Странное чувство озлобления и вместе с тем уважения к спокойствию этой фигуры соединилось в это время в душе Ростова.

— Я говорю не про вас, — сказал он, — я вас не знаю и, признаюсь, не желаю знать. Я говорю вообще про штабных.

— А я вам вот что скажу, — с спокойною властию в голосе перебил его князь Андрей. — Вы хотите оскорбить меня, и я готов согласиться с вами, что это очень легко сделать, ежели вы не будете иметь достаточного уважения к самому себе; но согласитесь, что и время и место весьма дурно для этого выбраны. На днях всем нам придется быть на большой, более серьезной дуэли, а кроме того, Друбецкой, который говорит, что он ваш старый приятель, нисколько не виноват в том, что моя физиономия имела несчастие вам не понравиться. Впрочем, — сказал он, вставая, — вы знаете мою фамилию и знаете, где найти меня; но не забудьте, — прибавил он, — что я не считаю нисколько ни себя, ни вас оскорбленным, и мой совет, как человека старше вас, оставить это дело без последствий. Так в пятницу, после смотра, я жду вас, Друбецкой; до свидания, — заключил князь Андрей и вышел, поклонившись обоим.
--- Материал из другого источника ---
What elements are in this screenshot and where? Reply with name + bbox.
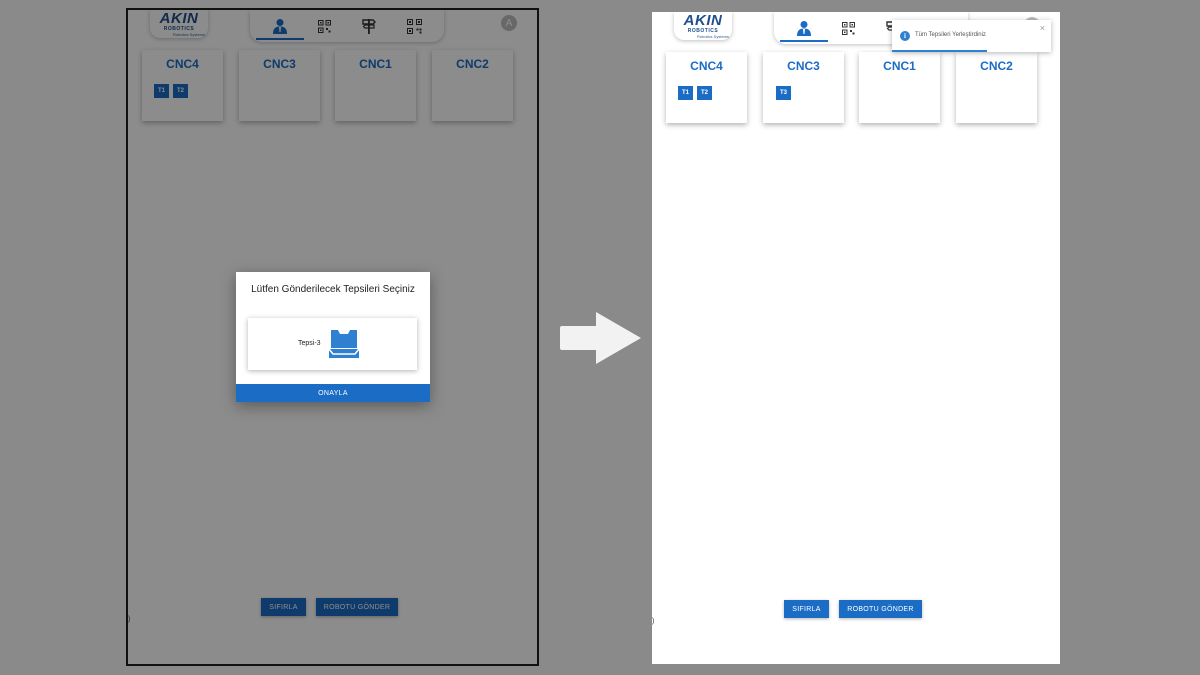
tray-badge: T1 (678, 86, 693, 100)
logo: AKIN ROBOTICS Robotics Systems (674, 12, 732, 40)
tray-select-modal: Lütfen Gönderilecek Tepsileri Seçiniz Te… (236, 272, 430, 402)
tray-icon (328, 330, 360, 358)
close-icon[interactable]: × (1040, 23, 1045, 33)
confirm-button[interactable]: ONAYLA (236, 384, 430, 402)
toast-progress-bar (892, 50, 988, 52)
cnc-card[interactable]: CNC2 (956, 52, 1037, 123)
cnc-card-list: CNC4 T1 T2 CNC3 T3 CNC1 CNC2 (666, 52, 1046, 124)
send-robot-button[interactable]: ROBOTU GÖNDER (839, 600, 922, 618)
screen-after: AKIN ROBOTICS Robotics Systems A CNC4 T1… (652, 12, 1060, 664)
modal-title: Lütfen Gönderilecek Tepsileri Seçiniz (251, 284, 415, 295)
user-icon (797, 21, 811, 36)
toast-notification: i Tüm Tepsileri Yerleştirdiniz × (892, 20, 1051, 52)
tray-option-label: Tepsi-3 (298, 340, 321, 347)
cnc-title: CNC3 (787, 59, 820, 73)
screen-before: AKIN ROBOTICS Robotics Systems A CNC4 T1… (126, 8, 539, 666)
stray-text: ) (652, 618, 655, 625)
cnc-title: CNC1 (883, 59, 916, 73)
tray-option[interactable]: Tepsi-3 (248, 318, 417, 370)
toast-message: Tüm Tepsileri Yerleştirdiniz (915, 32, 986, 38)
cnc-card[interactable]: CNC1 (859, 52, 940, 123)
action-bar: SIFIRLA ROBOTU GÖNDER (652, 600, 1060, 619)
cnc-title: CNC4 (690, 59, 723, 73)
cnc-title: CNC2 (980, 59, 1013, 73)
tab-qr-code[interactable] (832, 15, 864, 41)
cnc-card[interactable]: CNC3 T3 (763, 52, 844, 123)
arrow-right-icon (560, 312, 641, 364)
tray-badge: T3 (776, 86, 791, 100)
cnc-card[interactable]: CNC4 T1 T2 (666, 52, 747, 123)
tray-badge: T2 (697, 86, 712, 100)
reset-button[interactable]: SIFIRLA (784, 600, 829, 618)
qr-code-icon (841, 21, 855, 35)
tab-user[interactable] (780, 15, 828, 42)
info-icon: i (900, 31, 910, 41)
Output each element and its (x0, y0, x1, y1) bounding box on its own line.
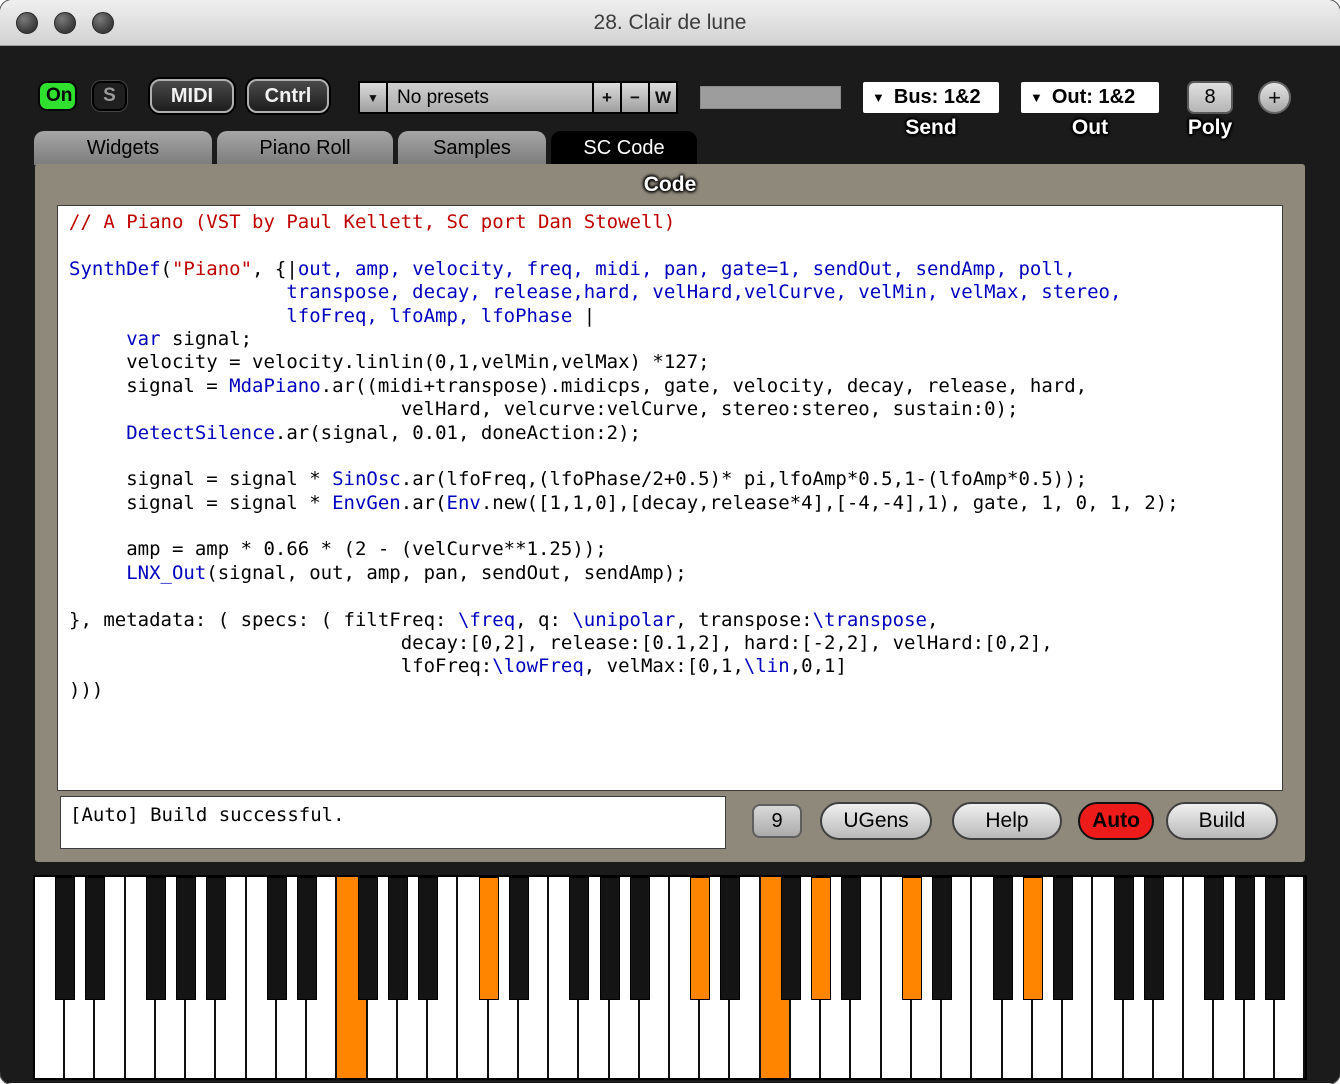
preset-display[interactable]: No presets (388, 83, 592, 112)
black-key-after-white-26[interactable] (841, 877, 861, 1000)
dropdown-arrow-icon: ▼ (872, 90, 885, 105)
ugens-button[interactable]: UGens (820, 802, 932, 840)
code-line: var signal; (69, 328, 1282, 351)
code-line: velHard, velcurve:velCurve, stereo:stere… (69, 398, 1282, 421)
out-select[interactable]: ▼ Out: 1&2 (1020, 81, 1160, 114)
black-key-after-white-3[interactable] (146, 877, 166, 1000)
black-key-after-white-39[interactable] (1235, 877, 1255, 1000)
black-key-after-white-29[interactable] (932, 877, 952, 1000)
code-line: signal = signal * SinOsc.ar(lfoFreq,(lfo… (69, 468, 1282, 491)
solo-button[interactable]: S (92, 81, 127, 111)
code-line: LNX_Out(signal, out, amp, pan, sendOut, … (69, 562, 1282, 585)
black-key-after-white-15[interactable] (509, 877, 529, 1000)
black-key-after-white-24[interactable] (781, 877, 801, 1000)
on-button[interactable]: On (38, 81, 77, 111)
send-label: Send (862, 116, 1000, 140)
out-label: Out (1020, 116, 1160, 140)
black-key-after-white-31[interactable] (993, 877, 1013, 1000)
help-button[interactable]: Help (952, 802, 1062, 840)
tab-samples[interactable]: Samples (397, 130, 547, 165)
tab-piano-roll[interactable]: Piano Roll (216, 130, 394, 165)
history-count-button[interactable]: 9 (752, 804, 802, 838)
code-line (69, 445, 1282, 468)
piano-keyboard[interactable] (33, 875, 1307, 1080)
black-key-after-white-17[interactable] (569, 877, 589, 1000)
code-line: lfoFreq:\lowFreq, velMax:[0,1,\lin,0,1] (69, 655, 1282, 678)
bus-select[interactable]: ▼ Bus: 1&2 (862, 81, 1000, 114)
black-key-after-white-35[interactable] (1114, 877, 1134, 1000)
build-status: [Auto] Build successful. (60, 796, 726, 849)
code-line: }, metadata: ( specs: ( filtFreq: \freq,… (69, 609, 1282, 632)
code-line (69, 515, 1282, 538)
black-key-after-white-8[interactable] (297, 877, 317, 1000)
poly-label: Poly (1168, 116, 1252, 140)
code-line: // A Piano (VST by Paul Kellett, SC port… (69, 211, 1282, 234)
black-key-after-white-14[interactable] (479, 877, 499, 1000)
black-key-after-white-12[interactable] (418, 877, 438, 1000)
black-key-after-white-38[interactable] (1204, 877, 1224, 1000)
code-line: transpose, decay, release,hard, velHard,… (69, 281, 1282, 304)
black-key-after-white-40[interactable] (1265, 877, 1285, 1000)
code-line (69, 234, 1282, 257)
black-key-after-white-21[interactable] (690, 877, 710, 1000)
code-line: velocity = velocity.linlin(0,1,velMin,ve… (69, 351, 1282, 374)
window-title: 28. Clair de lune (0, 0, 1340, 46)
info-display (700, 86, 841, 109)
sc-code-panel: Code // A Piano (VST by Paul Kellett, SC… (35, 164, 1305, 862)
black-key-after-white-28[interactable] (902, 877, 922, 1000)
black-key-after-white-11[interactable] (388, 877, 408, 1000)
code-line: SynthDef("Piano", {|out, amp, velocity, … (69, 258, 1282, 281)
add-instrument-button[interactable]: + (1258, 81, 1291, 114)
bus-value: Bus: 1&2 (894, 86, 981, 109)
code-line: signal = MdaPiano.ar((midi+transpose).mi… (69, 375, 1282, 398)
black-key-after-white-36[interactable] (1144, 877, 1164, 1000)
black-key-after-white-19[interactable] (630, 877, 650, 1000)
black-key-after-white-10[interactable] (358, 877, 378, 1000)
black-key-after-white-4[interactable] (176, 877, 196, 1000)
black-key-after-white-32[interactable] (1023, 877, 1043, 1000)
code-line: DetectSilence.ar(signal, 0.01, doneActio… (69, 422, 1282, 445)
app-window: 28. Clair de lune On S MIDI Cntrl ▼ No p… (0, 0, 1340, 1084)
dropdown-arrow-icon: ▼ (1030, 90, 1043, 105)
code-line: lfoFreq, lfoAmp, lfoPhase | (69, 305, 1282, 328)
dropdown-arrow-icon: ▼ (367, 91, 379, 105)
code-editor[interactable]: // A Piano (VST by Paul Kellett, SC port… (57, 205, 1283, 791)
code-line: ))) (69, 679, 1282, 702)
tab-sc-code[interactable]: SC Code (550, 130, 698, 165)
preset-add-button[interactable]: + (594, 83, 620, 112)
black-key-after-white-25[interactable] (811, 877, 831, 1000)
black-key-after-white-1[interactable] (85, 877, 105, 1000)
code-line (69, 585, 1282, 608)
code-line: decay:[0,2], release:[0.1,2], hard:[-2,2… (69, 632, 1282, 655)
code-line: signal = signal * EnvGen.ar(Env.new([1,1… (69, 492, 1282, 515)
window-titlebar: 28. Clair de lune (0, 0, 1340, 46)
window-body: On S MIDI Cntrl ▼ No presets + − W ▼ Bus… (0, 46, 1340, 1083)
cntrl-button[interactable]: Cntrl (247, 79, 329, 113)
black-key-after-white-22[interactable] (720, 877, 740, 1000)
black-key-after-white-7[interactable] (267, 877, 287, 1000)
black-key-after-white-18[interactable] (600, 877, 620, 1000)
code-line: amp = amp * 0.66 * (2 - (velCurve**1.25)… (69, 538, 1282, 561)
preset-write-button[interactable]: W (650, 83, 676, 112)
preset-control: ▼ No presets + − W (358, 81, 678, 114)
black-key-after-white-0[interactable] (55, 877, 75, 1000)
midi-button[interactable]: MIDI (150, 79, 234, 113)
tab-widgets[interactable]: Widgets (33, 130, 213, 165)
preset-remove-button[interactable]: − (622, 83, 648, 112)
out-value: Out: 1&2 (1052, 86, 1135, 109)
black-key-after-white-5[interactable] (206, 877, 226, 1000)
code-panel-title: Code (35, 173, 1305, 197)
build-button[interactable]: Build (1166, 802, 1278, 840)
poly-value-box[interactable]: 8 (1187, 81, 1233, 114)
preset-menu-button[interactable]: ▼ (360, 83, 386, 112)
auto-button[interactable]: Auto (1078, 802, 1154, 840)
black-key-after-white-33[interactable] (1053, 877, 1073, 1000)
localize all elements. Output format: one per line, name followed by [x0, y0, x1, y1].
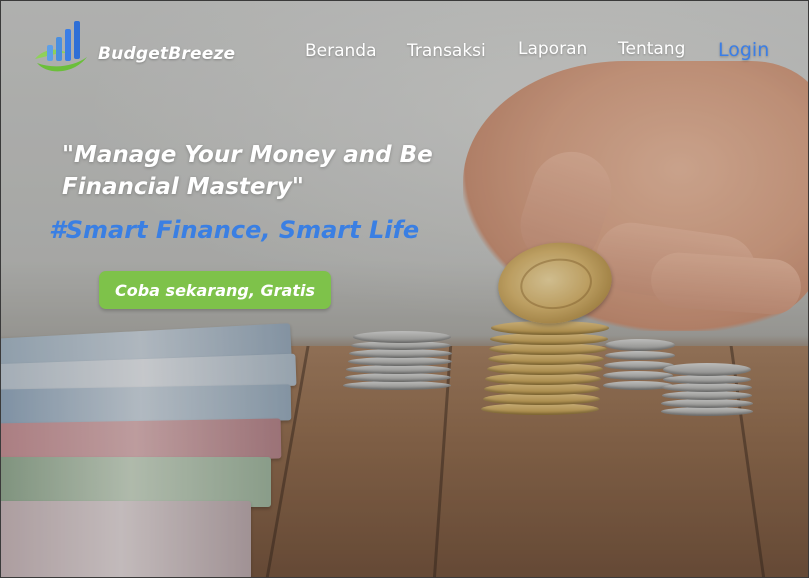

Ростов вспомнил то, что ему надо было ответить, только тогда, когда он уже вышел. И еще более был он сердит за то, что забыл сказать это. Ростов сейчас же велел подать свою лошадь и, сухо простившись с Борисом, поехал к себе. Ехать ли ему завтра в главную квартиру и вызвать этого ломающегося адъютанта или в самом деле оставить это дело так? — был вопрос, который мучил его всю дорогу. То он с злобой думал о том, с каким бы удовольствием он увидал испуг этого маленького, слабого и гордого человечка под его пистолетом, то он с удивлением чувствовал, что из всех людей, которых он знал, никого бы он столько не желал иметь своим другом, как этого ненавидимого им адъютантика.